Angka-angka ini menjadi cerminan bahwa masyarakat masih memerlukan edukasi mendalam, baik dalam pengelolaan keuangan maupun dalam memanfaatkan ruang digital secara sehat. Tanpa literasi yang memadai, masyarakat rentan terjebak dalam judi online, penipuan daring, kejahatan siber, hingga kebocoran data pribadi.

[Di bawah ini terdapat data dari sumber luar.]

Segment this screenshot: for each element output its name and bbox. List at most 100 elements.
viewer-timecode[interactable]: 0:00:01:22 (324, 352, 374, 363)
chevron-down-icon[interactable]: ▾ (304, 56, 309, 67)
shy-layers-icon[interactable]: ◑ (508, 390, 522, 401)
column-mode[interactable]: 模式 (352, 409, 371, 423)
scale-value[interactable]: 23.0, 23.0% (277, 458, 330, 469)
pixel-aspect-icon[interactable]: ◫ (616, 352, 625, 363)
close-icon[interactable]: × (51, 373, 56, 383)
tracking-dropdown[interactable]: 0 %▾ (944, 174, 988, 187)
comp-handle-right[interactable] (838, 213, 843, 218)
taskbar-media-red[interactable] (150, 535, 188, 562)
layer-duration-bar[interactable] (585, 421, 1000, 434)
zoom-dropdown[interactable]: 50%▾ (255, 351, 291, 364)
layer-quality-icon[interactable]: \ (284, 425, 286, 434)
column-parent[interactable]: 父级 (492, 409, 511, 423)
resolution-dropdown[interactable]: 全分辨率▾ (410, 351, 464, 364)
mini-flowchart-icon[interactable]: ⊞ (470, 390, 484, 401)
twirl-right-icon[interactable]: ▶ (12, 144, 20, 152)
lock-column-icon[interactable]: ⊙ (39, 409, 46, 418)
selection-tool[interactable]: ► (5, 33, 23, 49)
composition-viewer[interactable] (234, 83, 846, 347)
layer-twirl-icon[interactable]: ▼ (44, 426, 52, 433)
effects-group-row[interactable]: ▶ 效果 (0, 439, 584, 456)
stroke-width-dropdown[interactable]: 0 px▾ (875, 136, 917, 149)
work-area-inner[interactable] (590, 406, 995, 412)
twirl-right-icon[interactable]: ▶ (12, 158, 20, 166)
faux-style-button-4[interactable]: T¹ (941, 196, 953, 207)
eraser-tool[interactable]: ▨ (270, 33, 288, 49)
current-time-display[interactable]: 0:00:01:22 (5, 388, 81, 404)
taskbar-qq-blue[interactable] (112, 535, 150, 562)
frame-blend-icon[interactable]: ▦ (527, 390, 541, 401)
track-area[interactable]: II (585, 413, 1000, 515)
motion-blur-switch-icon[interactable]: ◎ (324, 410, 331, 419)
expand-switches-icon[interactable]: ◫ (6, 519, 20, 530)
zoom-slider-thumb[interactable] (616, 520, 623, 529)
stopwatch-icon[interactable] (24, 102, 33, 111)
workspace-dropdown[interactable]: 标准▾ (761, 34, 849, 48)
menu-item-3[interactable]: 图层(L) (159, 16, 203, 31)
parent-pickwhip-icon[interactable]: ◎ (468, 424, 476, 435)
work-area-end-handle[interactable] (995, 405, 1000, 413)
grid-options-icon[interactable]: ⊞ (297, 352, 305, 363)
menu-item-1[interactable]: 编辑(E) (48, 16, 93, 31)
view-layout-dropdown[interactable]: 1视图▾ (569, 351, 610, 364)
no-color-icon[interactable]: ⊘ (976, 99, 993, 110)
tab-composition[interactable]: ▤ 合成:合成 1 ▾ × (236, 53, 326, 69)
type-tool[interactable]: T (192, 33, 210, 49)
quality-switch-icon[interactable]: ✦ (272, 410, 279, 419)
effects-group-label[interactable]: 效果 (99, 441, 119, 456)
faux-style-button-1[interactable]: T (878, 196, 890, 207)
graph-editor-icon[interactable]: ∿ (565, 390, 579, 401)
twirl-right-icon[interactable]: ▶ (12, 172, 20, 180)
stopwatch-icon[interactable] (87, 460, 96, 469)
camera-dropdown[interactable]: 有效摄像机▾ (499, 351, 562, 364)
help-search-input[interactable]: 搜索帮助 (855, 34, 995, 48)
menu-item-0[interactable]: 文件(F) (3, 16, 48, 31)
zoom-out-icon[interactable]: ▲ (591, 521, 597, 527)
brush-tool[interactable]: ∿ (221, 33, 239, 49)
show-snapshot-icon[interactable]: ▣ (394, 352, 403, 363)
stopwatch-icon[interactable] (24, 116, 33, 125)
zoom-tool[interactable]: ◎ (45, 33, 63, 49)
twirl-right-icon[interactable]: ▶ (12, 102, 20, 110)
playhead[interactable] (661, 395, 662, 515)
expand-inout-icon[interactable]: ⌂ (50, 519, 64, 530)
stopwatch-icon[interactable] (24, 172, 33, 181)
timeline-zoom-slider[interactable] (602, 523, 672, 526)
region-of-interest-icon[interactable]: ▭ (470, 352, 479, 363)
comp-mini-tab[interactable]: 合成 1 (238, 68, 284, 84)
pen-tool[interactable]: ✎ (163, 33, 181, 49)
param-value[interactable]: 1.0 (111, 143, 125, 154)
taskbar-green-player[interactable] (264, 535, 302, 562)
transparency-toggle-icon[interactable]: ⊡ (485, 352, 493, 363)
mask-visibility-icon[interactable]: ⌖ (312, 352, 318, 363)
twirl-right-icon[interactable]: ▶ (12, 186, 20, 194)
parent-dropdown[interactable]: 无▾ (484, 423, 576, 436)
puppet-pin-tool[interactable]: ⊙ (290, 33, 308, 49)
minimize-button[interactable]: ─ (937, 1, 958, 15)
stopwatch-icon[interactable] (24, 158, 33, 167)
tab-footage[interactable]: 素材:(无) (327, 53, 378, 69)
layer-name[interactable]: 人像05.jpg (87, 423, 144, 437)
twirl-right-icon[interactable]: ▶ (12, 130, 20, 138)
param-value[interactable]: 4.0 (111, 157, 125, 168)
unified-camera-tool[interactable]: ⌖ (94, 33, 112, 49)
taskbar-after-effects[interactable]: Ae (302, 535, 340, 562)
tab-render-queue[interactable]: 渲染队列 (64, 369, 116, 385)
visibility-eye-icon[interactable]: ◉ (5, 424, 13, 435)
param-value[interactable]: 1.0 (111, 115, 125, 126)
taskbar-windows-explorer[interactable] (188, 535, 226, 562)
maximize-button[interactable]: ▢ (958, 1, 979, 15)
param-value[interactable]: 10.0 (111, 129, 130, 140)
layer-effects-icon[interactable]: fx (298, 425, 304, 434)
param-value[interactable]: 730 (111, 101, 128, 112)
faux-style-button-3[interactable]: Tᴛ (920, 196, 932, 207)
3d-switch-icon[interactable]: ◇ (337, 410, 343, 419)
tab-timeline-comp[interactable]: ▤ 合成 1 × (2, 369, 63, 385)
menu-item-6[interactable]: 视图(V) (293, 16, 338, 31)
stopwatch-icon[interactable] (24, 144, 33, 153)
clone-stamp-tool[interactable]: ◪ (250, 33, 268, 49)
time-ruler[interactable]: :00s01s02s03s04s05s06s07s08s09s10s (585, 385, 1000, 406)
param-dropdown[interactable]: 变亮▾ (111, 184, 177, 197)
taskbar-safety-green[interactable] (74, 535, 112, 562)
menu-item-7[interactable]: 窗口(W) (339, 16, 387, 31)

Pentingnya Literasi Digital dan Keuangan
Literasi yang baik tidak hanya membantu masyarakat mengelola keuangannya secara lebih produktif, tetapi juga menjadi perisai untuk melawan kecanduan judi online. Dengan pemahaman yang kuat, masyarakat bisa membedakan mana peluang yang bermanfaat dan mana yang justru membawa kerugian.
Argumen yang tak kalah penting, literasi ini juga bisa membantu mendorong pertumbuhan ekonomi mikro di masyarakat kelas menengah ke bawah. Misalnya, dana yang seharusnya digunakan untuk kebutuhan produktif tidak akan dialihkan ke hal-hal yang merugikan seperti judi online.
Langkah Strategis Pemerintah: Sinergi untuk Solusi
Otoritas Jasa Keuangan (OJK) telah melakukan berbagai upaya preventif, seperti memperketat sistem uji kelayakan dana nasabah di bank serta mengonsolidasikan data nasabah yang terindikasi terlibat dalam judi online. Selain itu, OJK juga bekerja sama dengan Kementerian Komunikasi dan Digital (Kemkomdigi) serta Pusat Pelaporan dan Analisis Transaksi Keuangan (PPATK) untuk memblokir rekening-rekening yang terlibat.
Namun, upaya ini perlu didukung oleh edukasi yang lebih masif dan terarah. Kemkomdigi, misalnya, telah menggerakkan 600 penyuluh informasi publik untuk menyosialisasikan bahaya judi online di daerah tertinggal, terdepan, dan terluar (3T).
Menurut Direktur Tata Kelola dan Kemitraan Komunikasi Publik Kemkomdigi, Hasyim Gautama, pendekatan tatap muka menjadi strategi efektif untuk menjangkau masyarakat di daerah 3T. “Komunikasi langsung memungkinkan masyarakat menanyakan hal-hal yang kurang mereka pahami tentang modus-modus judi online,” ujarnya.
Langkah ini sangat penting mengingat masyarakat di daerah 3T sering menjadi sasaran karena minimnya pengetahuan tentang bahaya judi online dan bagaimana modus-modusnya beroperasi.
Mengapa Pendekatan Tatap Muka Efektif?
- Konteks Budaya Lokal
Pendekatan ini memungkinkan penyesuaian dengan budaya lokal, sehingga pesan lebih mudah diterima. - Interaksi Dua Arah
Masyarakat bisa langsung bertanya dan mendapatkan jawaban secara jelas, dibandingkan hanya menerima informasi satu arah melalui media digital. - Menjangkau Kalangan Rentan
Kelompok masyarakat dengan akses terbatas ke internet atau teknologi bisa terlibat langsung dalam proses edukasi ini.